Samsung overtook Apple through a slender 1% lead to secure the top spot in smartphone shipment volumes during the first quarter of 2023, despite the ongoing contraction of the smartphone market, according to a new report.
The South Korean electronics giant shipped a total of 60.6 million units, narrowly surpassing Apple’s 58 million in the quarter ending March, according to research firm Counterpoint. The overall smartphone market saw a year-on-year decline of 14% and a quarter-on-quarter drop of 7%, resulting in a total of 280.2 million shipment units in Q1 2023, the Hong Kong-headquartered firm said in a report.
Concurrently, revenues experienced a 7% year-on-year reduction, reaching a record-low of $104 billion. While Samsung took the lead in shipment volumes, Apple maintained a commanding first quarter in terms of operating profits, securing a substantial 72% lead over Samsung. The iPhone maker also captured half of the market’s revenue, maintaining a 31% advantage over its South Korean competitor, Counterpoint added.
Jeff Fieldhack, a research director at Counterpoint, attributed Apple’s resilient performance to the enduring loyalty of its customer base.

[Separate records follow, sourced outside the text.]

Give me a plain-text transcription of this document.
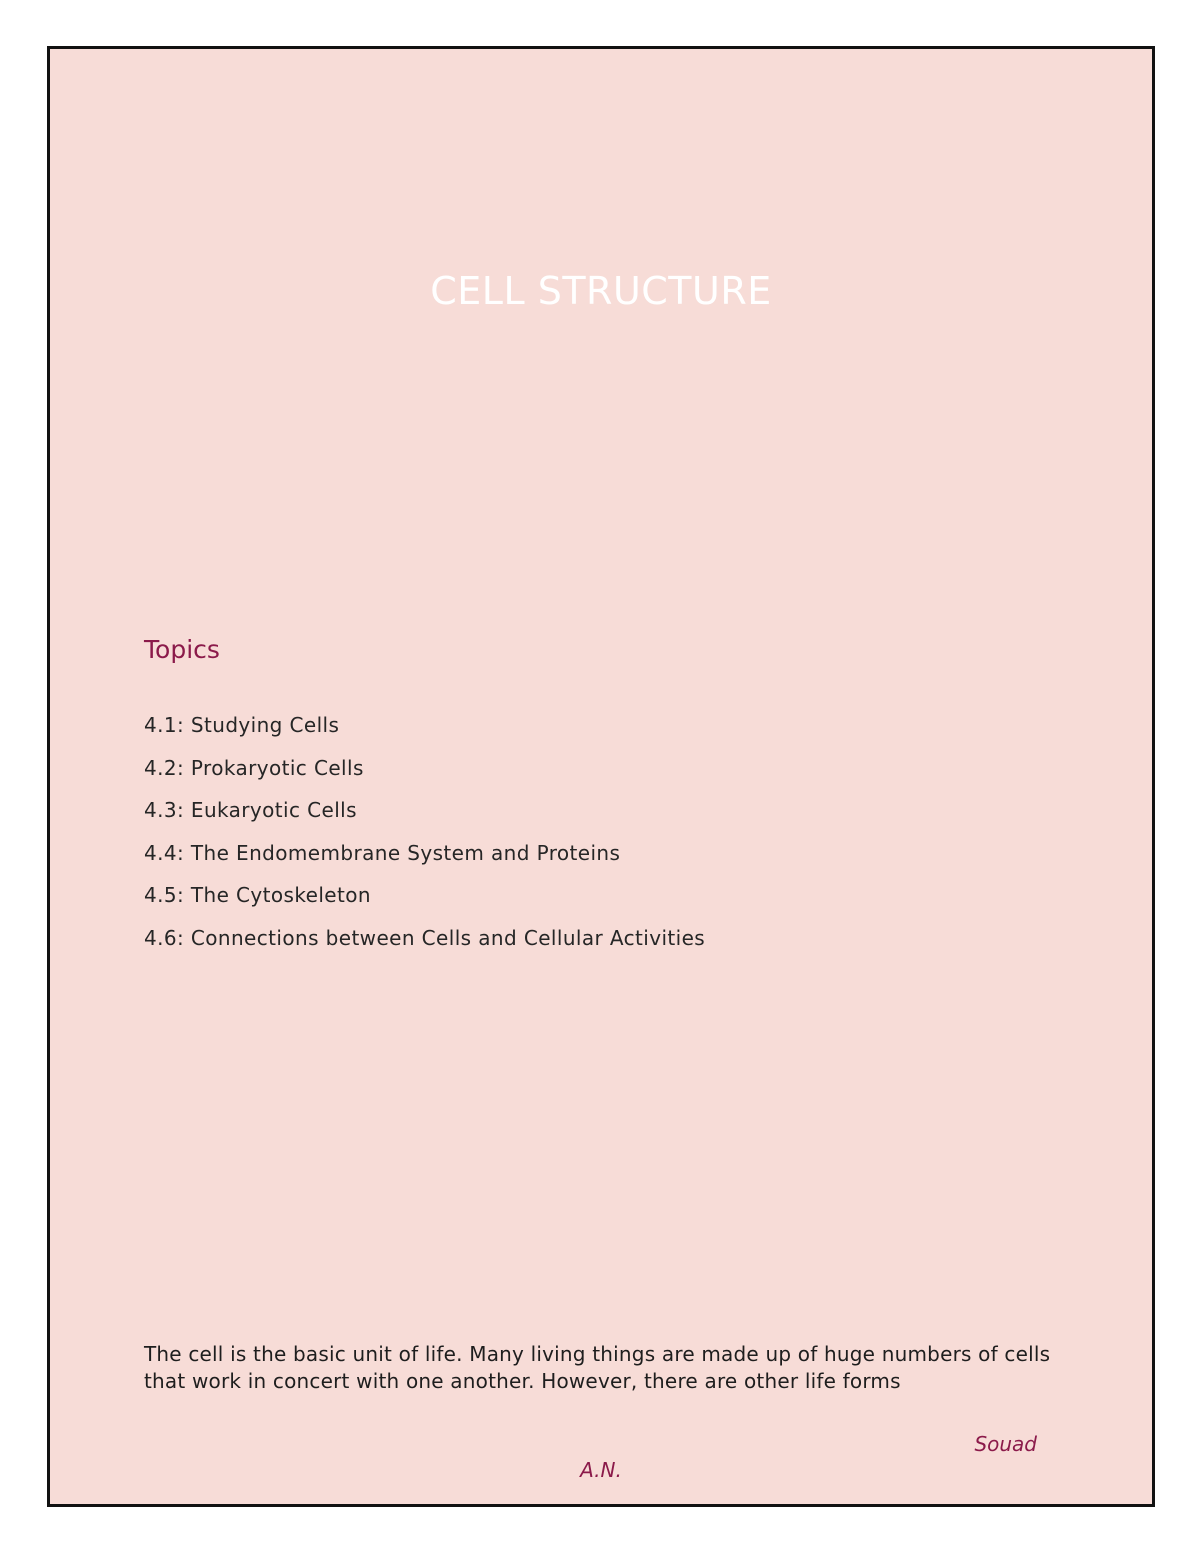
CELL STRUCTURE
Topics
4.1: Studying Cells
4.2: Prokaryotic Cells
4.3: Eukaryotic Cells
4.4: The Endomembrane System and Proteins
4.5: The Cytoskeleton
4.6: Connections between Cells and Cellular Activities

The cell is the basic unit of life. Many living things are made up of huge numbers of cells that work in concert with one another. However, there are other life forms

Souad
A.N.
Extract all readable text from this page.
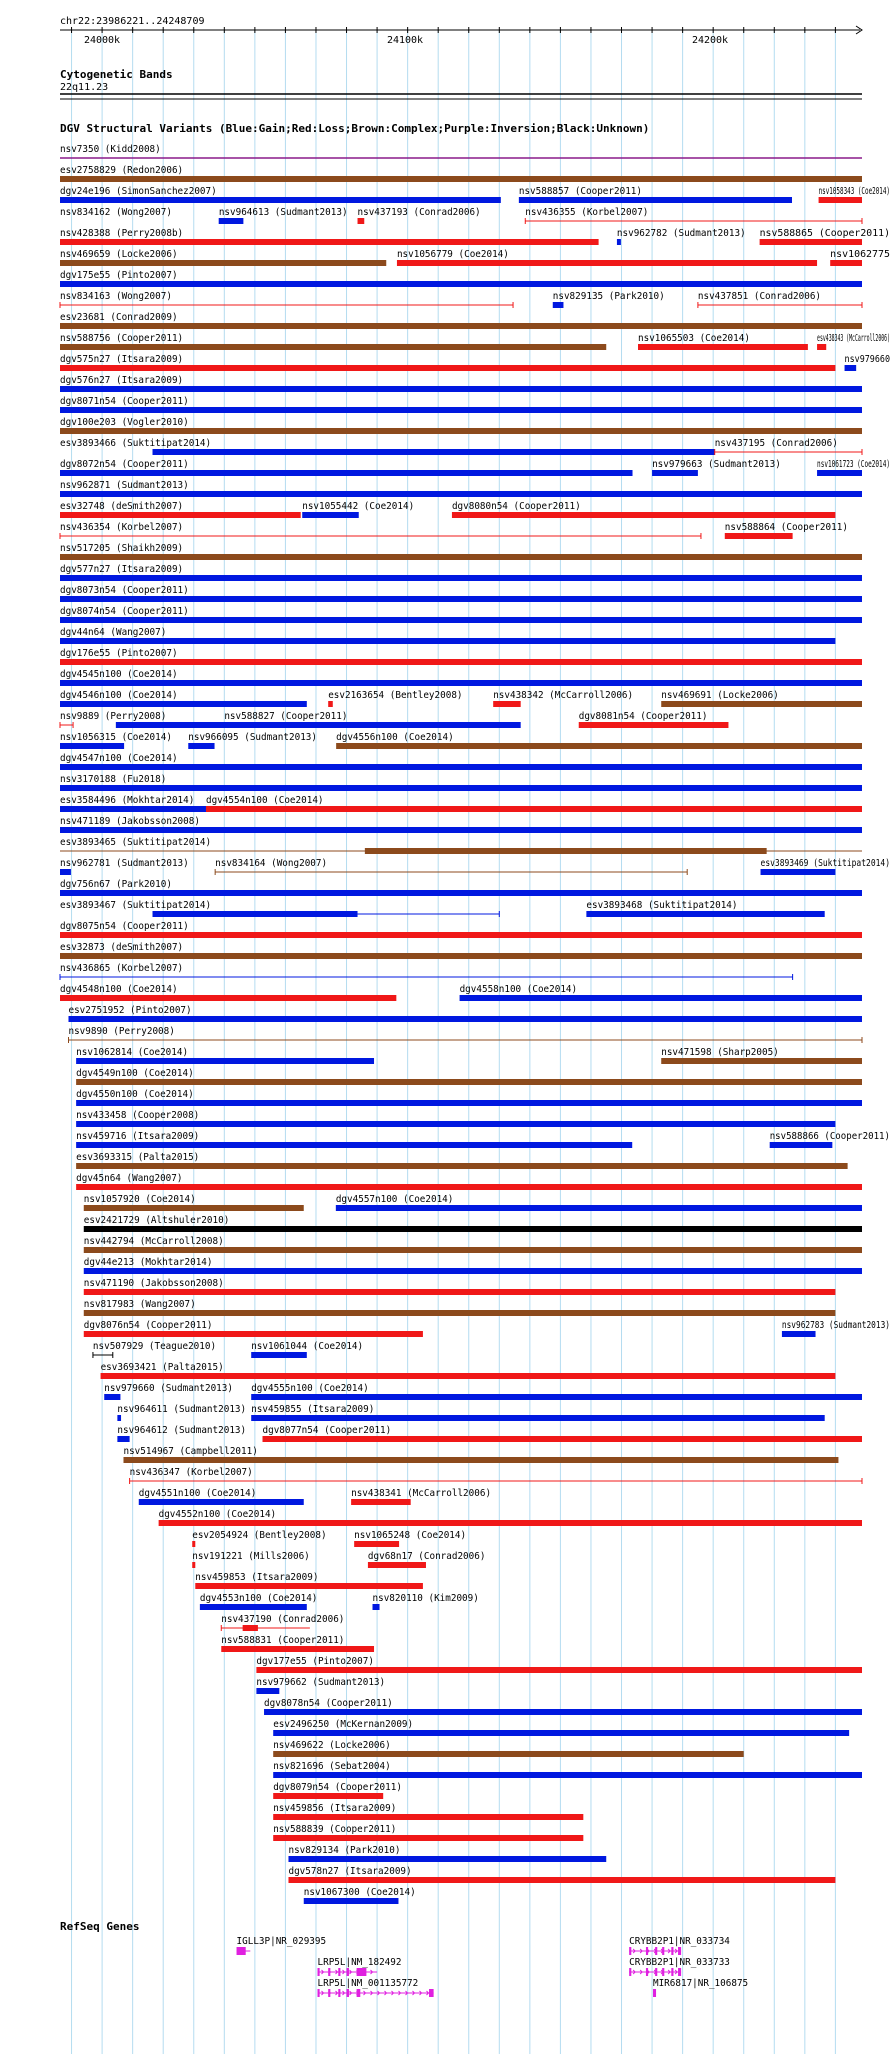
chr22:23986221..24248709
24000k	24100k	24200k
Cytogenetic Bands
22q11.23
DGV Structural Variants (Blue:Gain;Red:Loss;Brown:Complex;Purple:Inversion;Black:Unknown)
nsv7350 (Kidd2008)
esv2758829 (Redon2006)
dgv24e196 (SimonSanchez2007)	nsv588857 (Cooper2011)	nsv1058343 (Coe2014)
nsv834162 (Wong2007)	nsv964613 (Sudmant2013) nsv437193 (Conrad2006)	nsv436355 (Korbel2007)
nsv428388 (Perry2008b)	nsv962782 (Sudmant2013) nsv588865 (Cooper2011)
nsv469659 (Locke2006)	nsv1056779 (Coe2014)	nsv1062775
dgv175e55 (Pinto2007)
nsv834163 (Wong2007)	nsv829135 (Park2010)	nsv437851 (Conrad2006)
esv23681 (Conrad2009)
nsv588756 (Cooper2011)	nsv1065503 (Coe2014)	esv438343 (McCarroll2006)
dgv575n27 (Itsara2009)	nsv979660
dgv576n27 (Itsara2009)
dgv8071n54 (Cooper2011)
dgv100e203 (Vogler2010)
esv3893466 (Suktitipat2014)	nsv437195 (Conrad2006)
dgv8072n54 (Cooper2011)	nsv979663 (Sudmant2013)	nsv1061723 (Coe2014)
nsv962871 (Sudmant2013)
esv32748 (deSmith2007)	nsv1055442 (Coe2014)	dgv8080n54 (Cooper2011)
nsv436354 (Korbel2007)	nsv588864 (Cooper2011)
nsv517205 (Shaikh2009)
dgv577n27 (Itsara2009)
dgv8073n54 (Cooper2011)
dgv8074n54 (Cooper2011)
dgv44n64 (Wang2007)
dgv176e55 (Pinto2007)
dgv4545n100 (Coe2014)
dgv4546n100 (Coe2014)	esv2163654 (Bentley2008)	nsv438342 (McCarroll2006)	nsv469691 (Locke2006)
nsv9889 (Perry2008)	nsv588827 (Cooper2011)	dgv8081n54 (Cooper2011)
nsv1056315 (Coe2014) nsv966095 (Sudmant2013) dgv4556n100 (Coe2014)
dgv4547n100 (Coe2014)
nsv3170188 (Fu2018)
esv3584496 (Mokhtar2014) dgv4554n100 (Coe2014)
nsv471189 (Jakobsson2008)
esv3893465 (Suktitipat2014)
nsv962781 (Sudmant2013)	nsv834164 (Wong2007)	esv3893469 (Suktitipat2014)
dgv756n67 (Park2010)
esv3893467 (Suktitipat2014)	esv3893468 (Suktitipat2014)
dgv8075n54 (Cooper2011)
esv32873 (deSmith2007)
nsv436865 (Korbel2007)
dgv4548n100 (Coe2014)	dgv4558n100 (Coe2014)
esv2751952 (Pinto2007)
nsv9890 (Perry2008)
nsv1062814 (Coe2014)	nsv471598 (Sharp2005)
dgv4549n100 (Coe2014)
dgv4550n100 (Coe2014)
nsv433458 (Cooper2008)
nsv459716 (Itsara2009)	nsv588866 (Cooper2011)
esv3693315 (Palta2015)
dgv45n64 (Wang2007)
nsv1057920 (Coe2014)	dgv4557n100 (Coe2014)
esv2421729 (Altshuler2010)
nsv442794 (McCarroll2008)
dgv44e213 (Mokhtar2014)
nsv471190 (Jakobsson2008)
nsv817983 (Wang2007)
dgv8076n54 (Cooper2011)	nsv962783 (Sudmant2013)
nsv507929 (Teague2010)	nsv1061044 (Coe2014)
esv3693421 (Palta2015)
nsv979660 (Sudmant2013) dgv4555n100 (Coe2014)
nsv964611 (Sudmant2013) nsv459855 (Itsara2009)
nsv964612 (Sudmant2013) dgv8077n54 (Cooper2011)
nsv514967 (Campbell2011)
nsv436347 (Korbel2007)
dgv4551n100 (Coe2014)	nsv438341 (McCarroll2006)
dgv4552n100 (Coe2014)
esv2054924 (Bentley2008)	nsv1065248 (Coe2014)
nsv191221 (Mills2006)	dgv68n17 (Conrad2006)
nsv459853 (Itsara2009)
dgv4553n100 (Coe2014)	nsv820110 (Kim2009)
nsv437190 (Conrad2006)
nsv588831 (Cooper2011)
dgv177e55 (Pinto2007)
nsv979662 (Sudmant2013)
dgv8078n54 (Cooper2011)
esv2496250 (McKernan2009)
nsv469622 (Locke2006)
nsv821696 (Sebat2004)
dgv8079n54 (Cooper2011)
nsv459856 (Itsara2009)
nsv588839 (Cooper2011)
nsv829134 (Park2010)
dgv578n27 (Itsara2009)
nsv1067300 (Coe2014)
RefSeq Genes
IGLL3P|NR_029395
LRP5L|NM_182492
LRP5L|NM_001135772
CRYBB2P1|NR_033734
CRYBB2P1|NR_033733
MIR6817|NR_106875
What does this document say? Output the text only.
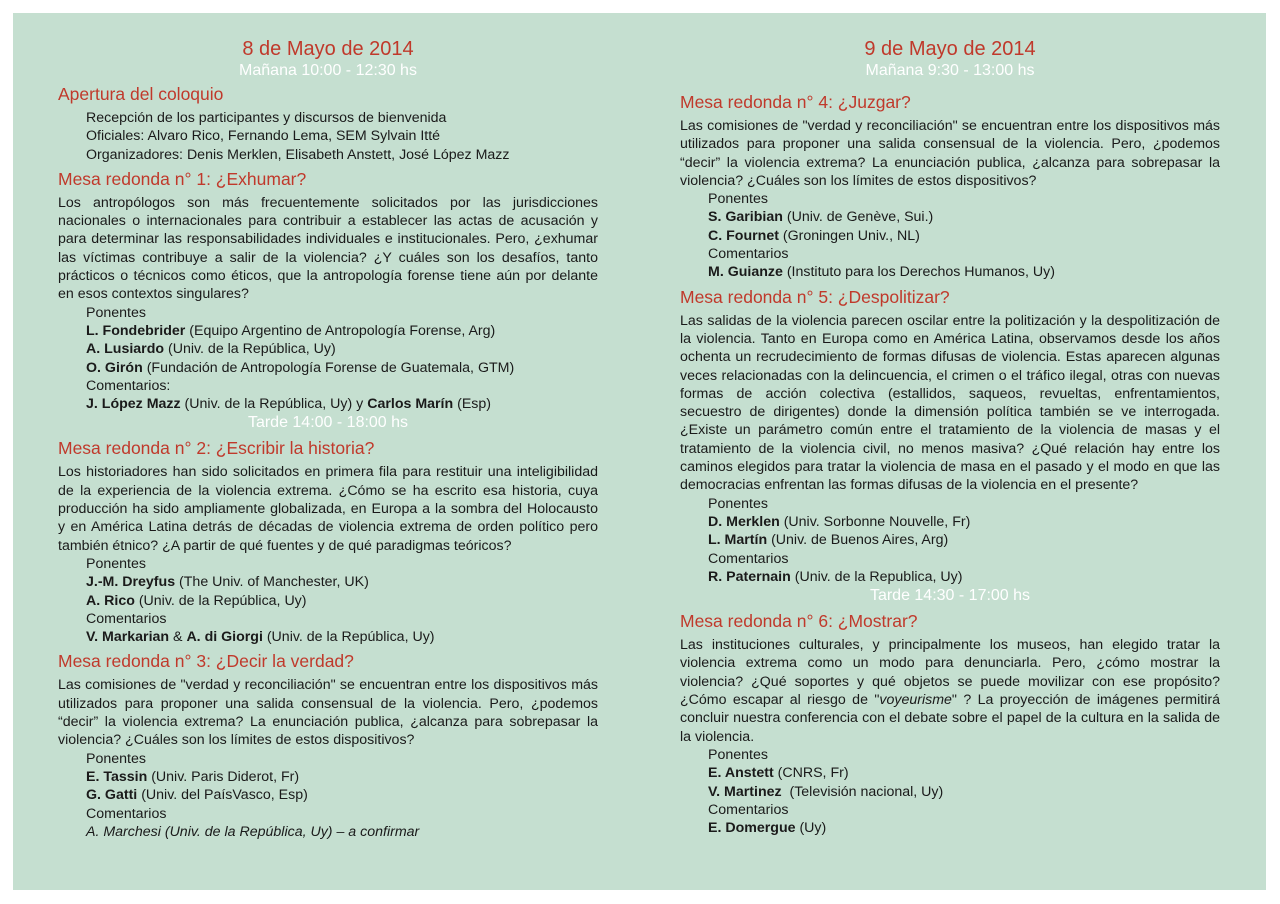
8 de Mayo de 2014

Mañana 10:00 - 12:30 hs

Apertura del coloquio
Recepción de los participantes y discursos de bienvenida
Oficiales: Alvaro Rico, Fernando Lema, SEM Sylvain Itté
Organizadores: Denis Merklen, Elisabeth Anstett, José López Mazz
Mesa redonda n° 1: ¿Exhumar?

Los antropólogos son más frecuentemente solicitados por las jurisdicciones nacionales o internacionales para contribuir a establecer las actas de acusación y para determinar las responsabilidades individuales e institucionales. Pero, ¿exhumar las víctimas contribuye a salir de la violencia? ¿Y cuáles son los desafíos, tanto prácticos o técnicos como éticos, que la antropología forense tiene aún por delante en esos contextos singulares?

Ponentes
L. Fondebrider (Equipo Argentino de Antropología Forense, Arg)
A. Lusiardo (Univ. de la República, Uy)
O. Girón (Fundación de Antropología Forense de Guatemala, GTM)
Comentarios:
J. López Mazz (Univ. de la República, Uy) y Carlos Marín (Esp)

Tarde 14:00 - 18:00 hs

Mesa redonda n° 2: ¿Escribir la historia?

Los historiadores han sido solicitados en primera fila para restituir una inteligibilidad de la experiencia de la violencia extrema. ¿Cómo se ha escrito esa historia, cuya producción ha sido ampliamente globalizada, en Europa a la sombra del Holocausto y en América Latina detrás de décadas de violencia extrema de orden político pero también étnico? ¿A partir de qué fuentes y de qué paradigmas teóricos?

Ponentes
J.-M. Dreyfus (The Univ. of Manchester, UK)
A. Rico (Univ. de la República, Uy)
Comentarios
V. Markarian & A. di Giorgi (Univ. de la República, Uy)
Mesa redonda n° 3: ¿Decir la verdad?

Las comisiones de "verdad y reconciliación" se encuentran entre los dispositivos más utilizados para proponer una salida consensual de la violencia. Pero, ¿podemos “decir” la violencia extrema? La enunciación publica, ¿alcanza para sobrepasar la violencia? ¿Cuáles son los límites de estos dispositivos?

Ponentes
E. Tassin (Univ. Paris Diderot, Fr)
G. Gatti (Univ. del PaísVasco, Esp)
Comentarios
A. Marchesi (Univ. de la República, Uy) – a confirmar

9 de Mayo de 2014

Mañana 9:30 - 13:00 hs

Mesa redonda n° 4: ¿Juzgar?

Las comisiones de "verdad y reconciliación" se encuentran entre los dispositivos más utilizados para proponer una salida consensual de la violencia. Pero, ¿podemos “decir” la violencia extrema? La enunciación publica, ¿alcanza para sobrepasar la violencia? ¿Cuáles son los límites de estos dispositivos?

Ponentes
S. Garibian (Univ. de Genève, Sui.)
C. Fournet (Groningen Univ., NL)
Comentarios
M. Guianze (Instituto para los Derechos Humanos, Uy)
Mesa redonda n° 5: ¿Despolitizar?

Las salidas de la violencia parecen oscilar entre la politización y la despolitización de la violencia. Tanto en Europa como en América Latina, observamos desde los años ochenta un recrudecimiento de formas difusas de violencia. Estas aparecen algunas veces relacionadas con la delincuencia, el crimen o el tráfico ilegal, otras con nuevas formas de acción colectiva (estallidos, saqueos, revueltas, enfrentamientos, secuestro de dirigentes) donde la dimensión política también se ve interrogada. ¿Existe un parámetro común entre el tratamiento de la violencia de masas y el tratamiento de la violencia civil, no menos masiva? ¿Qué relación hay entre los caminos elegidos para tratar la violencia de masa en el pasado y el modo en que las democracias enfrentan las formas difusas de la violencia en el presente?

Ponentes
D. Merklen (Univ. Sorbonne Nouvelle, Fr)
L. Martín (Univ. de Buenos Aires, Arg)
Comentarios
R. Paternain (Univ. de la Republica, Uy)

Tarde 14:30 - 17:00 hs

Mesa redonda n° 6: ¿Mostrar?

Las instituciones culturales, y principalmente los museos, han elegido tratar la violencia extrema como un modo para denunciarla. Pero, ¿cómo mostrar la violencia? ¿Qué soportes y qué objetos se puede movilizar con ese propósito? ¿Cómo escapar al riesgo de "voyeurisme" ? La proyección de imágenes permitirá concluir nuestra conferencia con el debate sobre el papel de la cultura en la salida de la violencia.

Ponentes
E. Anstett (CNRS, Fr)
V. Martinez  (Televisión nacional, Uy)
Comentarios
E. Domergue (Uy)
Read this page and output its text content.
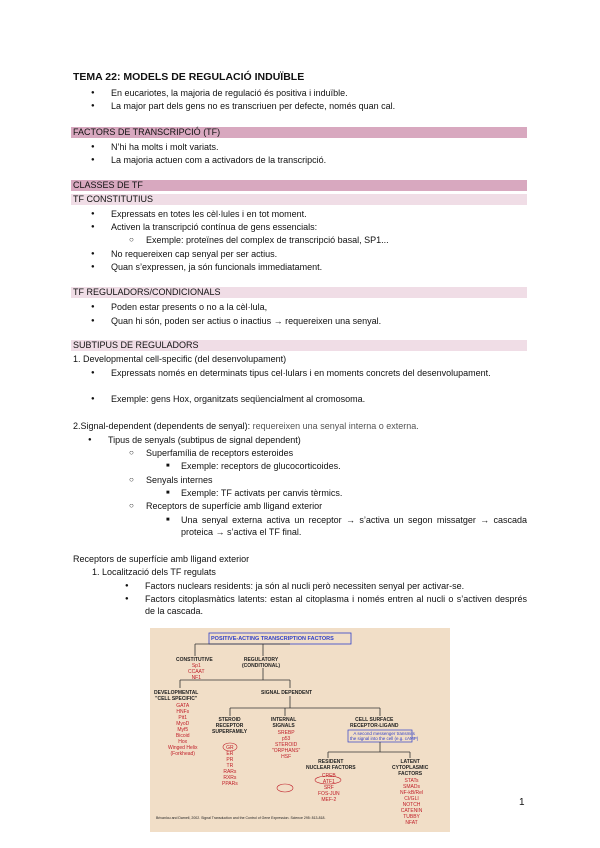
TEMA 22: MODELS DE REGULACIÓ INDUÏBLE
● En eucariotes, la majoria de regulació és positiva i induïble.
● La major part dels gens no es transcriuen per defecte, només quan cal.
FACTORS DE TRANSCRIPCIÓ (TF)
● N’hi ha molts i molt variats.
● La majoria actuen com a activadors de la transcripció.
CLASSES DE TF
TF CONSTITUTIUS
● Expressats en totes les cèl·lules i en tot moment.
● Activen la transcripció contínua de gens essencials:
○ Exemple: proteïnes del complex de transcripció basal, SP1...
● No requereixen cap senyal per ser actius.
● Quan s’expressen, ja són funcionals immediatament.
TF REGULADORS/CONDICIONALS
● Poden estar presents o no a la cèl·lula,
● Quan hi són, poden ser actius o inactius → requereixen una senyal.
SUBTIPUS DE REGULADORS
1. Developmental cell-specific (del desenvolupament)
● Expressats només en determinats tipus cel·lulars i en moments concrets del desenvolupament.
● Exemple: gens Hox, organitzats seqüencialment al cromosoma.
2.Signal-dependent (dependents de senyal): requereixen una senyal interna o externa.
● Tipus de senyals (subtipus de signal dependent)
○ Superfamília de receptors esteroides
■ Exemple: receptors de glucocorticoides.
○ Senyals internes
■ Exemple: TF activats per canvis tèrmics.
○ Receptors de superfície amb lligand exterior
■ Una senyal externa activa un receptor → s’activa un segon missatger → cascada proteica → s’activa el TF final.
Receptors de superfície amb lligand exterior
1. Localització dels TF regulats
● Factors nuclears residents: ja són al nucli però necessiten senyal per activar-se.
● Factors citoplasmàtics latents: estan al citoplasma i només entren al nucli o s’activen després de la cascada.
POSITIVE-ACTING TRANSCRIPTION FACTORS
CONSTITUTIVE
Sp1
CCAAT
NF1
REGULATORY
(CONDITIONAL)
DEVELOPMENTAL
"CELL SPECIFIC"
GATA
HNFs
Pit1
MyoD
Myf5
Bicoid
Hox
Winged Helix
(Forkhead)
SIGNAL DEPENDENT
STEROID
RECEPTOR
SUPERFAMILY
GR
ER
PR
TR
RARs
RXRs
PPARs
INTERNAL
SIGNALS
SREBP
p53
STEROID
"ORPHANS"
HSF
CELL SURFACE
RECEPTOR-LIGAND
A second messenger transmits
the signal into the cell (e.g. cAMP)
RESIDENT
NUCLEAR FACTORS
CREB
ATF1
SRF
FOS-JUN
MEF-2
LATENT
CYTOPLASMIC
FACTORS
STATs
SMADs
NF-kB/Rel
CI/GLI
NOTCH
CATENIN
TUBBY
NFAT
Brivanlou and Darnell, 2002. Signal Transduction and the Control of Gene Expression. Science 295: 813-818.
1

The company’s thriving ecosystem discourages consumers from seeking out less expensive alternatives, while its strong presence in the refurbished market — accounting for over 50% of the sector — bolsters its performance, he said.
“Apple is able to weather economic and other fluctuations better than its rivals while enjoying unflinching loyalty. This also meant Apple was able to meet the demand for the iPhone 14 series which spilt [sic] over Q4 2022, when it had problems at its Zhengzhou factory, rather than that share dissipating or transferring to rivals,” Fieldhack said.
Counterpoint’s projections align with recent findings from Canalys, another research firm.
Apple officially echoed some of this performance on Thursday, disclosing in the quarterly earnings that it sold $51.3 billion worth of its marquee devices in the quarter ending March.
But the road ahead is likely to remain tough. For a variety of reasons, we might see a few more declining quarters, according to Counterpoint analyst Tarun Pathak.
“The persistent issues affecting the smartphone market are unlikely to abate anytime soon. Moreover, the recent decision by OPEC countries to cut oil production may lead to higher inflation rates, causing a reduction in consumers’ spending power,” he said.
The industry-wide downturn has had a noticeable impact on the financial outcomes of numerous major players in the smartphone market. Samsung Mobile Division’s latest result suggested its revenue was down 2% year-on-year. Meanwhile, Samsung as a company, registered a 95% dip in profit due to sluggish chip demand.
Earlier this week, chipmaker Qualcomm’s shares fell after it disclosed a 17% decline year-on-year across smartphone processor sales.